With reports on Black Friday 2009 in, U.S. retailers can breathe a collective sigh of relief that more Americans went shopping last weekend than ever before. We shopped in numbers, and we shopped enthusiastically. 195 million of us hit the malls, downtown and suburban shopping centers, and Walmart and other large-format stores. Sales were generally up, not only in value outlets like Walmart and Target but also in high-end retailers like Saks Fifth Avenue. According to ShopperTrak, retail sales were up 0.5 percent over 2008 on Friday alone.

Good news. Right? Or is the real story not about marginal sales increases based on deep discounts, but the avoiding of the loss that many had predicted?

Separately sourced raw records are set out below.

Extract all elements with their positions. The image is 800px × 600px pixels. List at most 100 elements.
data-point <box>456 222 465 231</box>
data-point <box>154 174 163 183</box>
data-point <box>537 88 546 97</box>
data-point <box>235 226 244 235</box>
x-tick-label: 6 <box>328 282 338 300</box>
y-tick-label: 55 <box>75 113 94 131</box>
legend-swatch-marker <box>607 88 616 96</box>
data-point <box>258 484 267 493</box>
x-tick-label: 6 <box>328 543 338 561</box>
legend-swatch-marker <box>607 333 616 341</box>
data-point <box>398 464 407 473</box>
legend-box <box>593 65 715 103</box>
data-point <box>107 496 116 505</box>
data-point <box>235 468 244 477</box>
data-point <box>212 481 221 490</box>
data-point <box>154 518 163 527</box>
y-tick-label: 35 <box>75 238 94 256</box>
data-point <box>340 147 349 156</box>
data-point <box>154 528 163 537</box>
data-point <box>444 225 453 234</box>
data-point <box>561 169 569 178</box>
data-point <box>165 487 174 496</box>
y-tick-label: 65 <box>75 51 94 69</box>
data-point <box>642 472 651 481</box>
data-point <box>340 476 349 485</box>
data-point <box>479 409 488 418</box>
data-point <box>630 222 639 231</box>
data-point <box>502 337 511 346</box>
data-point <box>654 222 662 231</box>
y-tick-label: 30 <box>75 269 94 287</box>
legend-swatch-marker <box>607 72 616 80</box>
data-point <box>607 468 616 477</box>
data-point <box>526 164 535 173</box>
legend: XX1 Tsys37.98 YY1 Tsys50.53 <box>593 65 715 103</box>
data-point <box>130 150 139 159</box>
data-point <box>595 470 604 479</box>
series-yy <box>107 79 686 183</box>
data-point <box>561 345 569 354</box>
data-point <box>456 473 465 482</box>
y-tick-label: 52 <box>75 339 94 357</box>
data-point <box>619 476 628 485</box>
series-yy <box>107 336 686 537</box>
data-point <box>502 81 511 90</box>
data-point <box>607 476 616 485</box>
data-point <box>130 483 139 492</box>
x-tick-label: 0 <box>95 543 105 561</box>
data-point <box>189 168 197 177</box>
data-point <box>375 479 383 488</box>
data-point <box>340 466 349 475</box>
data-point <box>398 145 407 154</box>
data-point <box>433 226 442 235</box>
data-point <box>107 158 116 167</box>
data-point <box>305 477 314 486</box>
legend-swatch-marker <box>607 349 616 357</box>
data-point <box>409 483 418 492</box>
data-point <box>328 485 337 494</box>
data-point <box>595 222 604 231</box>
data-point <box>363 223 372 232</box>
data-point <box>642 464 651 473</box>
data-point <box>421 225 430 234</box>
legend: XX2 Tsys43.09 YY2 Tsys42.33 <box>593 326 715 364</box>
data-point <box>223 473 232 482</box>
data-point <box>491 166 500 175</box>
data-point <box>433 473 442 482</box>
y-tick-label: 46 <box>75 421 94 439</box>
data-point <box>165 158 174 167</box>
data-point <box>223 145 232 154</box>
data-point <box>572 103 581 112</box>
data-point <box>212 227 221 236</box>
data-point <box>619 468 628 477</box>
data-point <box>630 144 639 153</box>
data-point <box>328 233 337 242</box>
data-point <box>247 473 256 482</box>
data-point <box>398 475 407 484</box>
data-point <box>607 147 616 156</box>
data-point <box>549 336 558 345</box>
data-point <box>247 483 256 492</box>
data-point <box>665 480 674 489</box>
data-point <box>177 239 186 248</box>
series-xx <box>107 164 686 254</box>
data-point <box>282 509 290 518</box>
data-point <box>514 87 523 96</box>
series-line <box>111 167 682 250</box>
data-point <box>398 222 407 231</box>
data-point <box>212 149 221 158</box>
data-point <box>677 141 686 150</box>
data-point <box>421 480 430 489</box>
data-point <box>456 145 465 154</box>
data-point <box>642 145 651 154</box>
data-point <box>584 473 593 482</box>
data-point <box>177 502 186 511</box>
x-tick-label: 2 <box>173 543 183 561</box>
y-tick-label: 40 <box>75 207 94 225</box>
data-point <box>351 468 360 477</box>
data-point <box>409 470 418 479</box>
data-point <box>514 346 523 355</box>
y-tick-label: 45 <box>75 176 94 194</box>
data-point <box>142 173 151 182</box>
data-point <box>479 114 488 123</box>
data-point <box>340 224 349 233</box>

Big retailers enjoyed gains — or avoided loss — this year by recognizing a fundamental learning from the past year: Americans will buy if you let them do it on their own terms.

Retail locations were better prepared than ever before. Stores were better staffed, and better stocked. Key sales items, such as flat-screen TVs, phones, cameras and gaming systems, were centrally featured and in plentiful supply. And while shopping lots were full, we saw fewer signs of the chaos that marked Black Friday 2008. Retailers like Macy’s, Walmart, J.C. Penney and Toys “R” Us offered clear incentives — such as additional 20 percent savings between 5:00 a.m. and 11:00 a.m — with limited exceptions and unlimited stock. Happier customers and fewer returns make the shopping situation better for everyone.

The numbers tell the story. Retail traffic was up significantly in 2009. According to the National Retail Federation, an industry trade group,
195 million shoppers visited stores and websites over the long weekend,
up from 172 million in 2008. However, on average they spend more cautiously. Average amount
spend dropped from $372.57 to $343.31, about an 8 percent drop.

In other words, Americans are buying as strongly as ever before, but more than ever we shop with savings as the primary criterion. We are better informed about money-saving offers. We have more tools as our disposal, like digital coupons and real-time mobile price comparison apps like RedLaser (left). We expect more control over the transaction than we did before.

Maybe the big story out of Black Friday 2009 has yet to be told. Is online shopping the real growth space? We’re smarter about buying online this year, and more of us have high-speed internet connections: the National Retail Federation forecast the number of people who plan to shop today, Cyber Monday 2009, to 96.5 million in 2009, a 13 percent jump over 2008.

Which leads to two questions:

For brick-and-mortar retailers, is “flat” the new “up”?

In coming years, will digital retail be the only opportunity for real retail growth?